Una recente sentenza della Corte di Giustizia Tributaria di primo grado [quella che era chiamata fino a qualche tempo fa Commissione Tributaria Provinciale] di Reggio Emilia ha per oggetto una vicenda che merita qualche riga di analisi.
Nel caso di specie una sas ha ricevuto un avviso di accertamento notificato al suo legale rappresentante [ndr. il socio accomandatario], ma impugnato nel merito dal socio accomandante.


N.B. – Giova rammentare anche qui che la compagine di una sas, società in accomandita semplice, è composta da uno o più soci accomandatari e da uno o più soci accomandanti.
I primi, oltre ad essere i rappresentanti legali e amministratori della società, rispondono verso eventuali creditori sociali con il proprio patrimonio, ma con il beneficio d’escussione: a propria volta questo impone al creditore, prima di “agire” sul patrimonio di un socio accomandatario, di escutere la società e, solo subordinatamente all’esito anche parzialmente infruttuoso dell’azione, di escutere anche il socio accomandatario.

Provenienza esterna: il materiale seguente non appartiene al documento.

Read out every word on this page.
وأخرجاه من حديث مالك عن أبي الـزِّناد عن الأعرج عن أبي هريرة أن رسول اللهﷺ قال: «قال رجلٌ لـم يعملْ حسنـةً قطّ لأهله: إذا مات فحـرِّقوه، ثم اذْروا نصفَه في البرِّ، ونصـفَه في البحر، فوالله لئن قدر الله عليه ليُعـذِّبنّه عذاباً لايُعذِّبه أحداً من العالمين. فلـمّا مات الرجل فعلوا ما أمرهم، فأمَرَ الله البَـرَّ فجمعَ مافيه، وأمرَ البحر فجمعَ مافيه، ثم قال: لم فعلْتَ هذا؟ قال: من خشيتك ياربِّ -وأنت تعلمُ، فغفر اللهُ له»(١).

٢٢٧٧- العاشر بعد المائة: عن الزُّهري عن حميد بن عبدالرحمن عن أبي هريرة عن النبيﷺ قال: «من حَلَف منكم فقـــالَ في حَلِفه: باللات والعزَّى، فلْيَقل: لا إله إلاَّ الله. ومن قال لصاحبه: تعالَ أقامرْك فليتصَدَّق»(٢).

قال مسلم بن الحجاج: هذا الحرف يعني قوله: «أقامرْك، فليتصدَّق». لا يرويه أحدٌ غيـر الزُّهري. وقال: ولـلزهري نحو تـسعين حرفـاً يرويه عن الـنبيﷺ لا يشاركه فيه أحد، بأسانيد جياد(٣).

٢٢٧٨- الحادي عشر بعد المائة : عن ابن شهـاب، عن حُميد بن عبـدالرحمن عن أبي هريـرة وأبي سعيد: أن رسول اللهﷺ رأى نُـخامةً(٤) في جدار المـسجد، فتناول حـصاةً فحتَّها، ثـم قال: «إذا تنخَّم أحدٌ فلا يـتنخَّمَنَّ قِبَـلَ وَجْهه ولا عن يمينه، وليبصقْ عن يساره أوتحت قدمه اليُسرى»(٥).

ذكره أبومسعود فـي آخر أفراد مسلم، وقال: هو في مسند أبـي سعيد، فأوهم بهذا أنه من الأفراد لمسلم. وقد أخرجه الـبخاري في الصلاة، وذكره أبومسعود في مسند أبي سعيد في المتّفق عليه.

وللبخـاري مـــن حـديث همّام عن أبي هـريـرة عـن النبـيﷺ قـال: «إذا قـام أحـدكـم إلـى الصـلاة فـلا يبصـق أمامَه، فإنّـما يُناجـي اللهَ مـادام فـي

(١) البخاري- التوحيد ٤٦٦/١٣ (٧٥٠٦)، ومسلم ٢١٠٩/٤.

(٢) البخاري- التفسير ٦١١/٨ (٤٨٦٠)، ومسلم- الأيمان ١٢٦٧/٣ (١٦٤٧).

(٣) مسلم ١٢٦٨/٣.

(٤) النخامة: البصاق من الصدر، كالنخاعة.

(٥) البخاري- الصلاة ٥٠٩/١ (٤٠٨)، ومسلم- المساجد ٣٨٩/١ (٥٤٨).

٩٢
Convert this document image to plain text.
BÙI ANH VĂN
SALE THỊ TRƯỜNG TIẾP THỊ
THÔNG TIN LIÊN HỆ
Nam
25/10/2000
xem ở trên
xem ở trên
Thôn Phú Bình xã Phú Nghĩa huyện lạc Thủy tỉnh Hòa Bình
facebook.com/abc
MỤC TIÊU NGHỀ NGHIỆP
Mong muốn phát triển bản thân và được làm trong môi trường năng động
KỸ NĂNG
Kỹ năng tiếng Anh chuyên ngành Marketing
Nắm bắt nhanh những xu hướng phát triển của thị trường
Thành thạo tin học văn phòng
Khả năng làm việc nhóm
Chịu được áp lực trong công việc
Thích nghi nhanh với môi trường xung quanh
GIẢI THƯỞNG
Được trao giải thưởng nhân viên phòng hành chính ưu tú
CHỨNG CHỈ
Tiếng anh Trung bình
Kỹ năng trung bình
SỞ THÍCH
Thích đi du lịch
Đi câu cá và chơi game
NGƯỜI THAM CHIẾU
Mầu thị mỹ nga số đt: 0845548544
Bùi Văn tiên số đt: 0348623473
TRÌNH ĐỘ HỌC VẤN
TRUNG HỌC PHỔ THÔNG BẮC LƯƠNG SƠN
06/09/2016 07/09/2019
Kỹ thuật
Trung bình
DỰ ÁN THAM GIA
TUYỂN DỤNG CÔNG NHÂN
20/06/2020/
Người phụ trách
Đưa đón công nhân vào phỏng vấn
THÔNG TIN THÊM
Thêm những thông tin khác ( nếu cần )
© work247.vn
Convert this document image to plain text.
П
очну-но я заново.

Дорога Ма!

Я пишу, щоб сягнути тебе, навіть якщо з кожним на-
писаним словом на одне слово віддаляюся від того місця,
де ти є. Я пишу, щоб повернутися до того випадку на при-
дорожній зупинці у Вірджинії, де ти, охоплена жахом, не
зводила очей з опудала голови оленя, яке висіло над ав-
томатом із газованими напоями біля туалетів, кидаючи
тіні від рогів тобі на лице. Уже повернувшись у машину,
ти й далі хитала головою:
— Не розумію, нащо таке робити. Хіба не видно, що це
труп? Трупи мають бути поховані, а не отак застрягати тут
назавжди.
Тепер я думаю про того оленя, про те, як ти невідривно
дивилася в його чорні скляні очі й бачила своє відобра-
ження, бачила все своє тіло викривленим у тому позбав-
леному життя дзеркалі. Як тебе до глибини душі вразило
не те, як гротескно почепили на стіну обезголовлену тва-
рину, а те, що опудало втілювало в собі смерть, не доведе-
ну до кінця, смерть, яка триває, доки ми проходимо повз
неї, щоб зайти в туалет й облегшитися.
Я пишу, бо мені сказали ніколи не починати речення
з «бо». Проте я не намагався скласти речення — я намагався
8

Il socio accomandante, invece, è un mero socio di capitale che risponde a terzi  nei limiti della sua partecipazione alla società.


Di qui la domanda: può un socio accomandante impugnare un avviso di accertamento, o un qualunque altro atto dell’Amministrazione finanziaria indirizzato alla società?
Per i giudici tributari emiliani di primo grado la risposta è affermativa, perché – anche se l’accomandante non è legittimato ad agire contro l’Agenzia – può comunque contestare l’avviso di accertamento destinato alla sas in quanto tale, impugnando però evidentemente quello emesso personalmente a suo carico.
Il Collegio, in particolare, ha affermato che – in base al combinato disposto dell’art. 5 TUIR e dell’art. 2313 cod. civ. – i redditi della sas [quel che del resto vale anche per i redditi della snc…]  sono imputati per trasparenza ai soci nei limiti della quota di partecipazione di ciascuno, indipendentemente che i redditi siano stati o meno da loro percepiti.
L’accertamento, in ogni caso, si riferisce al reddito di impresa complessivo essendo tra loro “connessi” – a questi fini – il reddito della società e quello personale del socio [accomandatario o accomandante che sia], tenuto conto che il socio dichiara un “reddito di partecipazione” corrispondente [di solito] alla percentuale della sua partecipazione al capitale sociale, cosicchè devono ritenersi “connessi” tra loro anche l’accertamento notificato alla società e l’accertamento notificato al socio.
Questi, in definitiva, gli assunti – che ci paiono condivisibili – della Corte reggiana, anche se ci troviamo di fronte ovviamente a una mera pronuncia di primo grado e dunque sarà opportuno/necessario attenderne l’eventuale suo passaggio in giudicato, o l’esito dell’ipotetica sua impugnativa alla Corte di secondo grado, o, meglio ancora, una pronuncia della Sezione Tributaria della Suprema Corte.